寝室再次陷入沉寂中,小灰决定让龙一个人冷静的想想,也许他自己会想通,于是安静的离开了寝室。脚步沉重是因为受了心情的影响。
站在学校后门等车的灰时不时的看看表,看看远处,车还是没来。
忽然,身后有人大声的招呼着,“喂,伊隆灰。”瞬间小灰的世界安静了,这个尘封的名字被人轻松的唤出,记忆如洪水般涌上来。
转过身面向那个轻松打着招呼的男人,小灰握紧了拳头,心脏不受控制的快速跳动了起来,一下一下,让人承受不了。
虽然已经知道他们来了,就在这里,可是真正看到却又是另一回事……如此近的距离让人难以忍受……
小灰退了一步却踩出了人行道,眼看就要向后倒去,惊恐的双手抓不住站牌。
可是下一秒,面前的男人却伸出了手臂,拉回了小灰的身体,小灰一个踉跄倒入对方的怀里,一闻到男人身上的气息,马上有了呕吐的感觉,他一把推开男人的身体,不稳的退着,惊恐的看着男人。
这么多年没见,这个人身上还是带着浓重的残忍味道。
“灰,你还是象小鹿一样胆小可爱啊,呵。”男人却还在轻松的开着玩笑,仿佛两人是多年没见的老朋友,如今只是快乐的叙旧时间。
可是天知道,小灰每天都在祈祷不要再遇见他们。
显然,上天并没有达成他的心愿,他们终于还是找到了。
被男人握住的手臂根本挣脱不开,力量太过悬殊,虽然男人脸上还带着微笑,可是手上却分明使了力,小灰疼痛的咬紧牙关。
“你比小时侯坚强了啊,而且更……漂亮了。呵呵。”男人另一只手轻轻抚摸着小灰的脸颊,感受着手下皮肤的颤抖,和恐惧。
当小灰被带到陌生的房间里,看见意的背影时,心里的恐惧感扩散开来,蔓延到全身。
禁把小灰的手机递给意,意翻看着电话本,并没有很多号码,他看见了‘龙’。
意轻轻瞥了一眼小灰,冰冷的目光让小灰低下了头去,手指颤抖着放在沙发扶手上。
“他竟然用了你的名字当假名,龙(隆)。”意口气轻蔑,直指小灰的不配。
“哦,这个名字旁边加红心的人是谁?你的情人?怎么象男人的名字?呵……”禁站在意的身后,好笑的指出来。
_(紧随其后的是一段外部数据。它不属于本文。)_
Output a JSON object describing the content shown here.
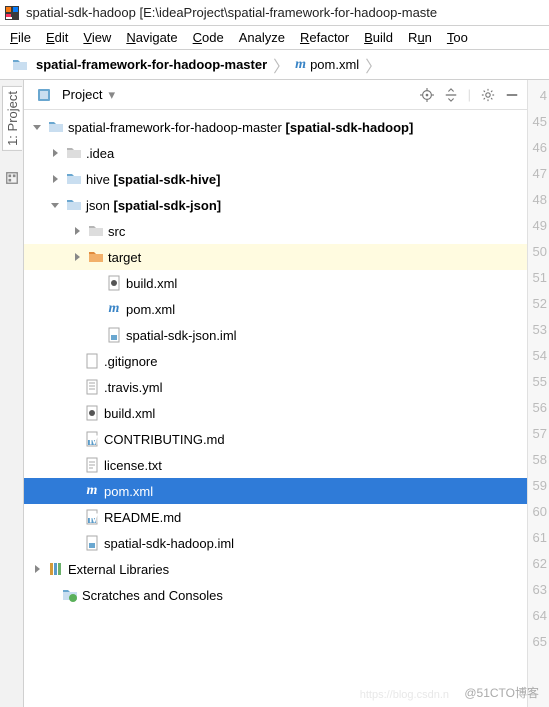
{
  "titlebar": {
    "text": "spatial-sdk-hadoop [E:\\ideaProject\\spatial-framework-for-hadoop-maste"
  },
  "menu": {
    "file": "File",
    "edit": "Edit",
    "view": "View",
    "navigate": "Navigate",
    "code": "Code",
    "analyze": "Analyze",
    "refactor": "Refactor",
    "build": "Build",
    "run": "Run",
    "too": "Too"
  },
  "breadcrumb": {
    "item1": "spatial-framework-for-hadoop-master",
    "item2": "pom.xml"
  },
  "panel": {
    "title": "Project"
  },
  "sidebar": {
    "project_label": "1: Project"
  },
  "tree": {
    "root": {
      "name": "spatial-framework-for-hadoop-master",
      "module": "[spatial-sdk-hadoop]"
    },
    "idea": ".idea",
    "hive": {
      "name": "hive",
      "module": "[spatial-sdk-hive]"
    },
    "json": {
      "name": "json",
      "module": "[spatial-sdk-json]"
    },
    "src": "src",
    "target": "target",
    "json_buildxml": "build.xml",
    "json_pomxml": "pom.xml",
    "json_iml": "spatial-sdk-json.iml",
    "gitignore": ".gitignore",
    "travis": ".travis.yml",
    "buildxml": "build.xml",
    "contributing": "CONTRIBUTING.md",
    "license": "license.txt",
    "pomxml": "pom.xml",
    "readme": "README.md",
    "root_iml": "spatial-sdk-hadoop.iml",
    "ext_lib": "External Libraries",
    "scratches": "Scratches and Consoles"
  },
  "gutter": [
    "4",
    "45",
    "46",
    "47",
    "48",
    "49",
    "50",
    "51",
    "52",
    "53",
    "54",
    "55",
    "56",
    "57",
    "58",
    "59",
    "60",
    "61",
    "62",
    "63",
    "64",
    "65"
  ],
  "watermark": "@51CTO博客",
  "watermark_url": "https://blog.csdn.n"
}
小灰抬起头,眼神惶恐的看着意和禁,焦急的否认着,“他是店里认识的客人,不是情人,你们不要找他,他和我一点关系也没有!”因为害怕牵连木木,心急的想撇清关系,但他应该明白什么叫越抹越黑。
果然,禁笑了,意却沉着脸,冷冷的说着,“这和你本来的身份很合适啊,有什么好解释的。”
意只是说话,禁却伸手按了通话键,拨出了号码。
小灰不顾一切的冲过去想抢回手机,结果被禁推离意的身边,摔在身后的床上,原本束缚着的长发被散开了,铺了满床。
意看了更是冷哼着,“看见你这幅妖精样就讨厌,你这种人怎么能和他生活在一起。”语气里对灰是多多的厌恶。
这边电话里传来木木的声音,“喂喂,小灰?你到了么?你在哪里?”杂声很重,应该是站在露天,大概在门口等小灰。
“我不管你是谁,你现在只要明白一件事,伊隆灰在我这里,想要他的人,就让蒋痕姿来这里。”禁拿过手机,简单的说着。
木已经猜到对方是谁了,“蒋痕姿是谁?”这个陌生的名字?
禁拍着脑门说,“哦,他在这里的名字叫……龙。”忘记他在这里一直用假名字的。
“你们现在在哪里?让小灰和我说话!”木握紧手机,紧张的问着。
禁微笑着,“等你找到龙再打电话给我,我会和他说地址的,至于小灰……想听听他的哭声么?”还是那种该死的轻松语气,谈论人命如同谈论天气。